This sort of talk can raise the collective blood pressure in a room, calling to mind the classic advice about which topics shouldn’t be discussed at the dinner table. But a degree of tension is natural when people’s deepest-held beliefs are debated in the open. It’s a sign that an important issue is being touched upon instead of politely held at bay.
The formidable task of facilitation was handled by interim Divinity School dean David Nirenberg, who demonstrated a keen sense of the value of comic relief. After Dennett proposed a thought experiment—imagine we could each achieve immortality by backing up our brains every Friday—Nirenberg had a quibble: “Friday is out of the question—it’s Shabbat.”
But Dennett had a serious point: we seem to be missing something important when we engage in the religious—or techno-utopian—search for the infinite. Schweiker shared the concern, calling this the “root question” of the evening: “Do we value finitude, or have traditional religions and some scientific discourse really diminished the worth of finite existence in the hope of some eternality?” Isn’t the limited nature of existence what makes life—each day, each moment—matter?

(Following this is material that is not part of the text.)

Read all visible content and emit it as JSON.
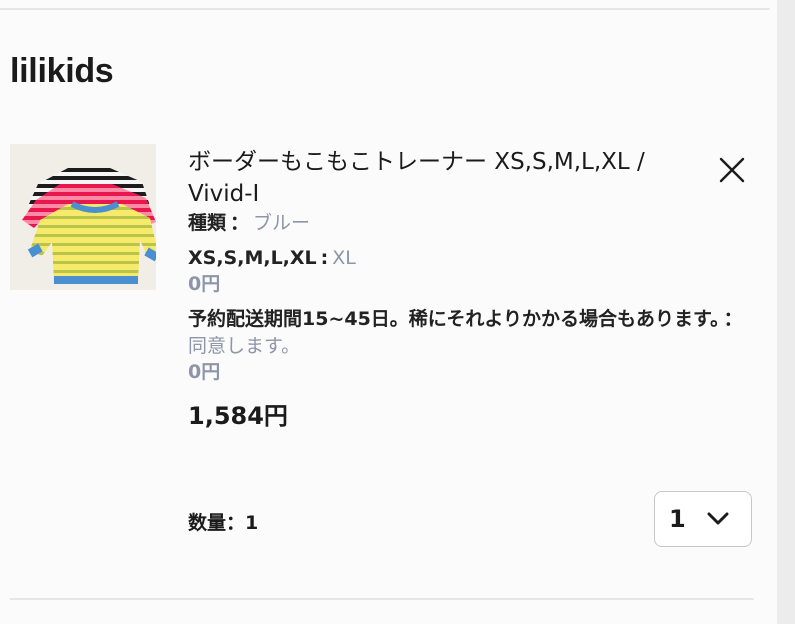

By the discussion’s end, there had been perhaps more agreement than one might have expected. All panelists took the position that private religious beliefs should be given no special weight in public discourse. “If your faith has certain precepts that you think are deeply important morally, your obligation is not to play the faith card but to explain [them] in terms that everybody else can understand,” Dennett said in an impassioned moment. “And the fact that it’s written in your holy scripture doesn’t count for anything at all.” Aslan and Schweiker quickly agreed.
All panelists were also happy to view religion as a part of history and culture, subject to the folly and myopia of any human endeavor. Indeed, the core of Schweiker’s philosophy, as he laid it out in response to an audience question, is that human thinking is “mediated through cultural and linguistic forms that develop through time. Our knowledge is always, therefore, deeply historical, deeply fallible, and deeply humane.”
None of the panelists seemed concerned that a neurological perspective might challenge human freedom. Are we the true authors of our actions? What if our “choices” are just the result of the ironclad laws of physics and chemistry operating within our brains? Dennett has worked to resolve this issue in print, taking a middle-road philosophical position called compatibilism. Aslan sounded more cavalier: “Actions and thoughts are directly caused by neural activity—and so what?”
During the question period, ecology and evolution professor emeritus Jerry Coyne remarked on the high level of agreement among the speakers—enabled by their avoidance of specific doctrinal issues—calling the event a “secular love fest.” Coyne, an atheist activist, asked the two believers on stage, “Do you even care whether God exists or whether there’s an immortal soul?”
“Of course I care,” Aslan said. “But I also recognize that both of those statements are utterly, ridiculously unprovable.” Schweiker responded that faith, to him, is primarily a practical matter. “It may entail speculative and metaphysical beliefs, but I think most folks are religious because they’re concerned with how to orient their lives in certain ways.”
As for the future of religion, Dennett took heart in opinion polls showing that religious affiliation is on the decline. But the others denied that such polls spell the demise of spirituality, broadly speaking. (And some polls, Aslan pointed out, suggest that religious affiliation is rising in non-Western countries.) For Aslan, religion—or the primeval “religious impulse”—is universal. He also emphasized religion’s role in forming people’s identities, which can be a deeper and more important function than merely telling people what to believe. “We’ve been talking about the death of God for a very, very long time,” Aslan said, “and all you have to do is look around the world to know that God is still very much alive. For better or worse.”